Cambodia, as the chair of the Association of Southeast Asian Nations (ASEAN) in 2022, was forced to address a host of challenges, including the COVID-19 pandemic, economic troubles, the Taiwan Strait crisis, the ongoing war between Russia and Ukraine, and the civil war in Myanmar. Among the aforementioned issues, Myanmar’s domestic crisis was the challenge that most directly affected the Southeast Asian regional bloc. During its year as ASEAN chair, Cambodia put a lot of effort into resolving the crisis, and Cambodia’s top diplomats made a number of visits to the country. Despite the fact that there was little progress in the implementation on ASEAN’s Five-Point Consensus peace plan, there are some lessons that Indonesia, ASEAN’s current chair, can learn from Cambodia.
The first lesson is that Indonesia should not pressure Myanmar or isolate it from ASEAN, and should instead work with the military junta in a flexible and informal manner.
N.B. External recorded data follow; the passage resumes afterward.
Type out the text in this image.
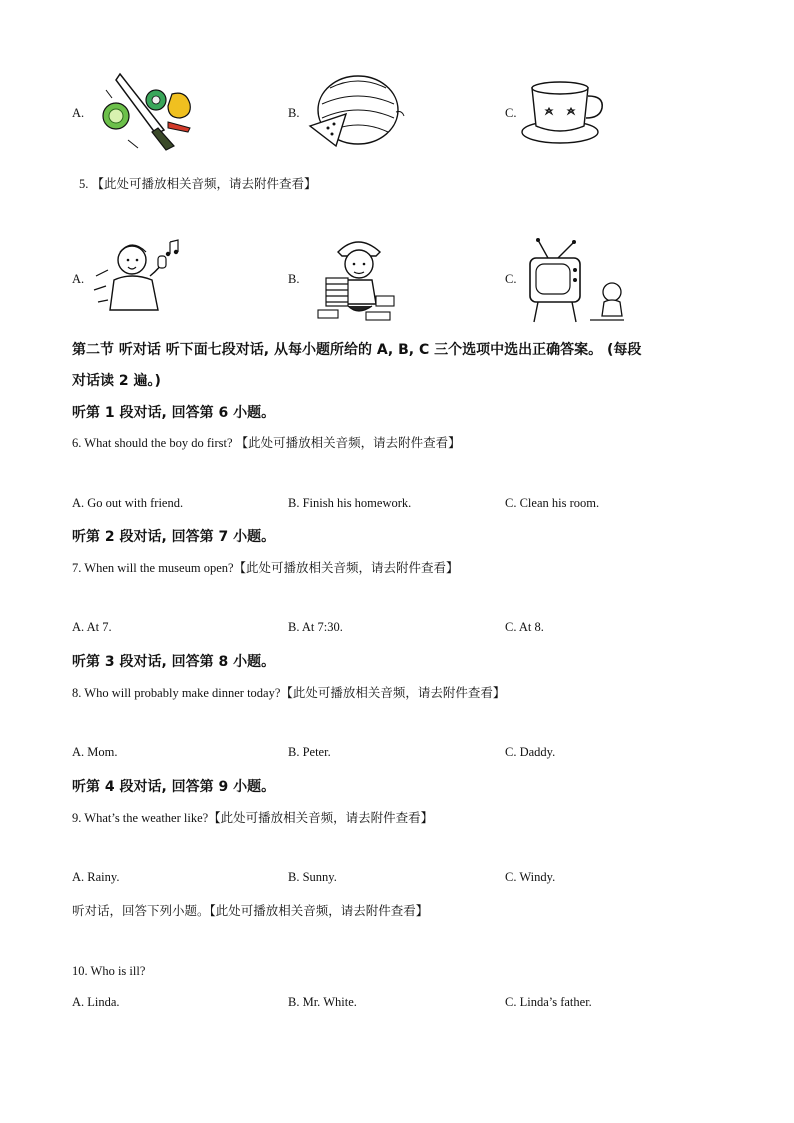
A.	B.	C.
5. 【此处可播放相关音频，请去附件查看】
A.	B.	C.
第二节 听对话 听下面七段对话, 从每小题所给的 A, B, C 三个选项中选出正确答案。 (每段
对话读 2 遍。)
听第 1 段对话, 回答第 6 小题。
6. What should the boy do first? 【此处可播放相关音频，请去附件查看】
A. Go out with friend.	B. Finish his homework.	C. Clean his room.
听第 2 段对话, 回答第 7 小题。
7. When will the museum open?【此处可播放相关音频，请去附件查看】
A. At 7.	B. At 7:30.	C. At 8.
听第 3 段对话, 回答第 8 小题。
8. Who will probably make dinner today?【此处可播放相关音频，请去附件查看】
A. Mom.	B. Peter.	C. Daddy.
听第 4 段对话, 回答第 9 小题。
9. What’s the weather like?【此处可播放相关音频，请去附件查看】
A. Rainy.	B. Sunny.	C. Windy.
听对话，回答下列小题。【此处可播放相关音频，请去附件查看】
10. Who is ill?
A. Linda.	B. Mr. White.	C. Linda’s father.
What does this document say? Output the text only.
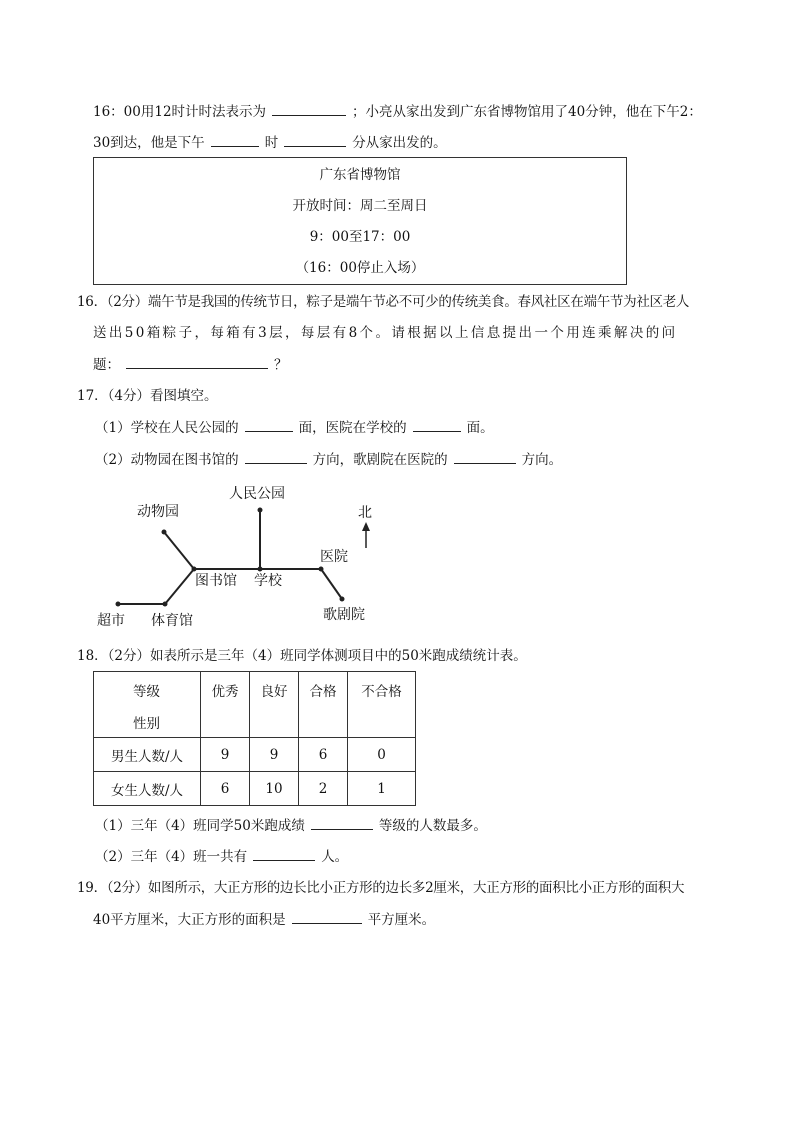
16：00用12时计时法表示为	；小亮从家出发到广东省博物馆用了40分钟，他在下午2：
30到达，他是下午	时	分从家出发的。
广东省博物馆
开放时间：周二至周日
9：00至17：00
（16：00停止入场）
16．（2分）端午节是我国的传统节日，粽子是端午节必不可少的传统美食。春风社区在端午节为社区老人
送出50箱粽子，每箱有3层，每层有8个。请根据以上信息提出一个用连乘解决的问
题：	？
17．（4分）看图填空。
（1）学校在人民公园的	面，医院在学校的	面。
（2）动物园在图书馆的	方向，歌剧院在医院的	方向。
人民公园
动物园	北
医院
图书馆 学校
歌剧院
超市 体育馆
18．（2分）如表所示是三年（4）班同学体测项目中的50米跑成绩统计表。
等级
性别	优秀	良好	合格	不合格
男生人数/人	9	9	6	0
女生人数/人	6	10	2	1
（1）三年（4）班同学50米跑成绩	等级的人数最多。
（2）三年（4）班一共有	人。
19．（2分）如图所示，大正方形的边长比小正方形的边长多2厘米，大正方形的面积比小正方形的面积大
40平方厘米，大正方形的面积是	平方厘米。
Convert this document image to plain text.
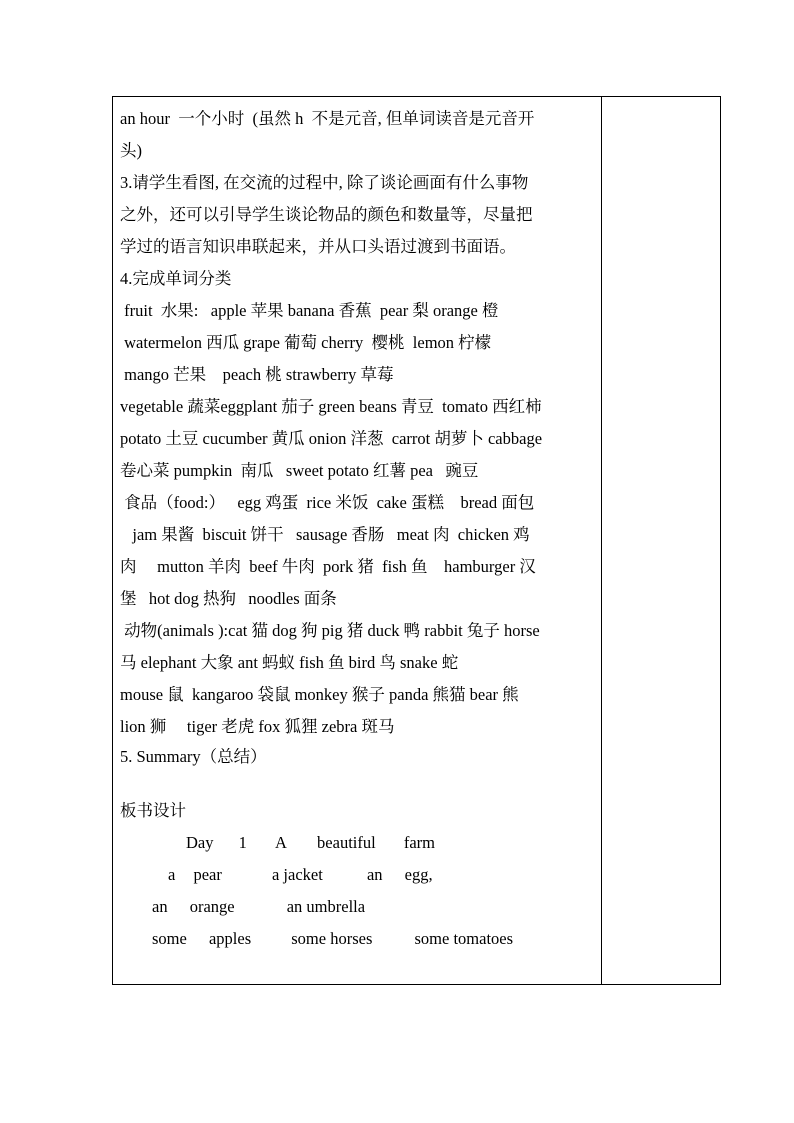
an hour  一个小时  (虽然 h  不是元音, 但单词读音是元音开
头)
3.请学生看图, 在交流的过程中, 除了谈论画面有什么事物
之外，还可以引导学生谈论物品的颜色和数量等，尽量把
学过的语言知识串联起来，并从口头语过渡到书面语。
4.完成单词分类
fruit  水果:   apple 苹果 banana 香蕉  pear 梨 orange 橙
watermelon 西瓜 grape 葡萄 cherry  樱桃  lemon 柠檬
mango 芒果    peach 桃 strawberry 草莓
vegetable 蔬菜eggplant 茄子 green beans 青豆  tomato 西红柿
potato 土豆 cucumber 黄瓜 onion 洋葱  carrot 胡萝卜 cabbage
卷心菜 pumpkin  南瓜   sweet potato 红薯 pea   豌豆
食品（food:）   egg 鸡蛋  rice 米饭  cake 蛋糕    bread 面包
jam 果酱  biscuit 饼干   sausage 香肠   meat 肉  chicken 鸡
肉     mutton 羊肉  beef 牛肉  pork 猪  fish 鱼    hamburger 汉
堡   hot dog 热狗   noodles 面条
动物(animals ):cat 猫 dog 狗 pig 猪 duck 鸭 rabbit 兔子 horse
马 elephant 大象 ant 蚂蚁 fish 鱼 bird 鸟 snake 蛇
mouse 鼠  kangaroo 袋鼠 monkey 猴子 panda 熊猫 bear 熊
lion 狮     tiger 老虎 fox 狐狸 zebra 斑马
5. Summary（总结）
板书设计
Day 1 A beautiful farm
a pear	a jacket	an egg,
an orange	an umbrella
some apples some horses	some tomatoes
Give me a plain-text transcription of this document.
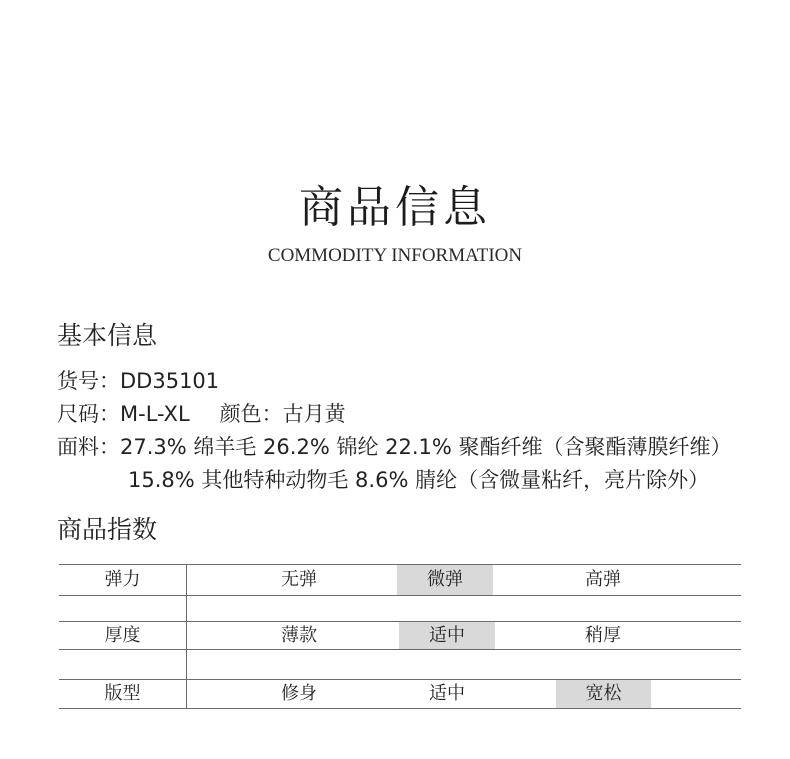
商品信息
COMMODITY INFORMATION
基本信息
货号：DD35101
尺码：M-L-XL 颜色：古月黄
面料：27.3% 绵羊毛 26.2% 锦纶 22.1% 聚酯纤维（含聚酯薄膜纤维）
15.8% 其他特种动物毛 8.6% 腈纶（含微量粘纤，亮片除外）
商品指数
弹力	无弹	微弹	高弹
厚度	薄款	适中	稍厚
版型	修身	适中	宽松
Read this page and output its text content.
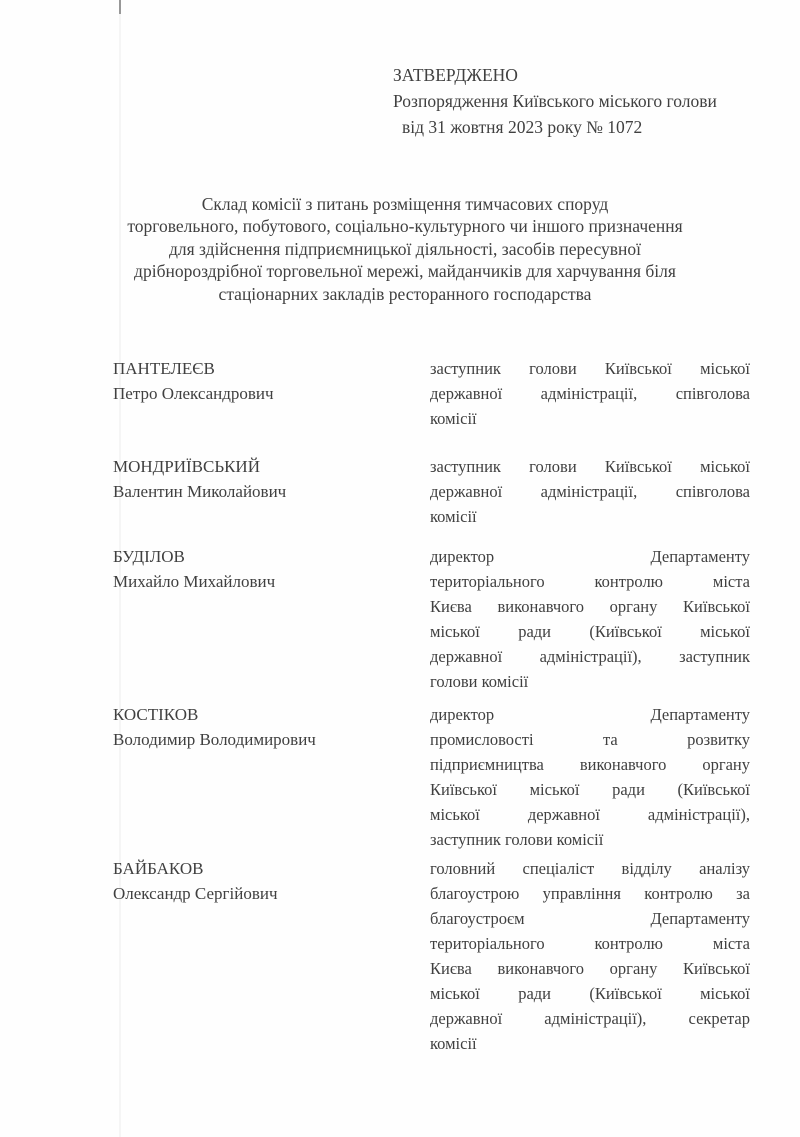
ЗАТВЕРДЖЕНО
Розпорядження Київського міського голови
від 31 жовтня 2023 року № 1072
Склад комісії з питань розміщення тимчасових споруд
торговельного, побутового, соціально-культурного чи іншого призначення
для здійснення підприємницької діяльності, засобів пересувної
дрібнороздрібної торговельної мережі, майданчиків для харчування біля
стаціонарних закладів ресторанного господарства
ПАНТЕЛЕЄВ
Петро Олександрович
заступник голови Київської міської
державної адміністрації, співголова
комісії
МОНДРИЇВСЬКИЙ
Валентин Миколайович
заступник голови Київської міської
державної адміністрації, співголова
комісії
БУДІЛОВ
Михайло Михайлович
директор Департаменту
територіального контролю міста
Києва виконавчого органу Київської
міської ради (Київської міської
державної адміністрації), заступник
голови комісії
КОСТІКОВ
Володимир Володимирович
директор Департаменту
промисловості та розвитку
підприємництва виконавчого органу
Київської міської ради (Київської
міської державної адміністрації),
заступник голови комісії
БАЙБАКОВ
Олександр Сергійович
головний спеціаліст відділу аналізу
благоустрою управління контролю за
благоустроєм Департаменту
територіального контролю міста
Києва виконавчого органу Київської
міської ради (Київської міської
державної адміністрації), секретар
комісії
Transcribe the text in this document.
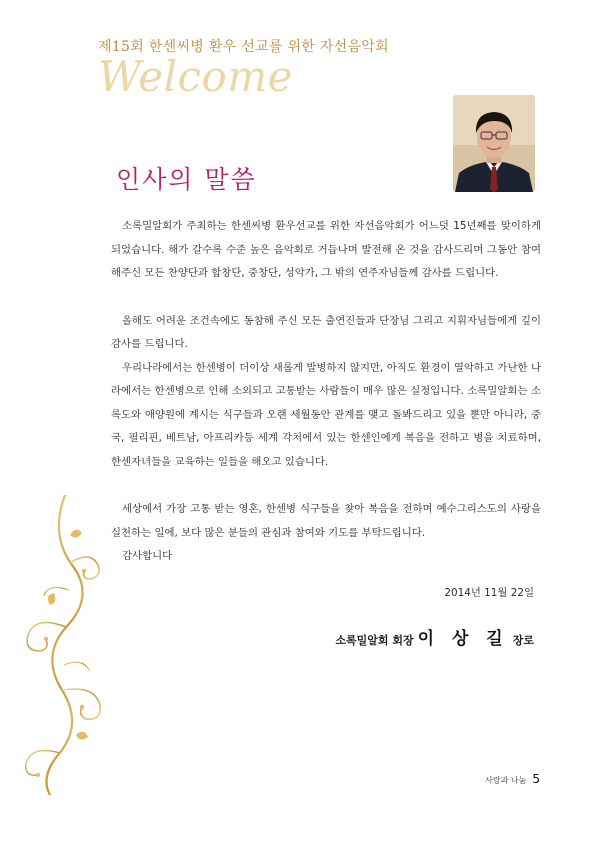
제15회 한센씨병 환우 선교를 위한 자선음악회
Welcome
인사의 말씀

소록밀알회가 주최하는 한센씨병 환우선교를 위한 자선음악회가 어느덧 15년째를 맞이하게 되었습니다. 해가 갈수록 수준 높은 음악회로 거듭나며 발전해 온 것을 감사드리며 그동안 참여해주신 모든 찬양단과 합창단, 중창단, 성악가, 그 밖의 연주자님들께 감사를 드립니다.

올해도 어려운 조건속에도 동참해 주신 모든 출연진들과 단장님 그리고 지휘자님들에게 깊이 감사를 드립니다.

우리나라에서는 한센병이 더이상 새롭게 발병하지 않지만, 아직도 환경이 열악하고 가난한 나라에서는 한센병으로 인해 소외되고 고통받는 사람들이 매우 많은 실정입니다. 소록밀알회는 소록도와 애양원에 계시는 식구들과 오랜 세월동안 관계를 맺고 돌봐드리고 있을 뿐만 아니라, 중국, 필리핀, 베트남, 아프리카등 세계 각처에서 있는 한센인에게 복음을 전하고 병을 치료하며, 한센자녀들을 교육하는 일들을 해오고 있습니다.

세상에서 가장 고통 받는 영혼, 한센병 식구들을 찾아 복음을 전하며 예수그리스도의 사랑을 실천하는 일에, 보다 많은 분들의 관심과 참여와 기도를 부탁드립니다.

감사합니다

2014년 11월 22일
소록밀알회 회장 이 상 길 장로
사랑과 나눔 5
This engagement is not aimed at legitimizing or accommodating the military junta, but at navigating possible ways to rebuild trust and confidence with the military in pursuit of the effective implementation of the Five-Point Consensus, which calls for an immediate end to the violence in the country and inclusive political dialogue involving “all parties” to the conflict.
Shortly after Cambodia took over the chairmanship of ASEAN, high-ranking Cambodian government officials, including Prime Minister Hun Sen, visited Myanmar – a sign of Phnom Penh’s willingness to push forward the ASEAN peace plan. The Cambodian government hailed Senior Gen. Min Aung Hlaing’s pledge to extend a national ceasefire until the end of 2022 and his welcoming of the ASEAN envoy to Myanmar. However, Cambodia did not shy away from condemning the regime. In July, it strongly condemned the military government for carrying out the execution of the five pro-democracy activists and accused the junta of a gross lack of will to implement the Consensus.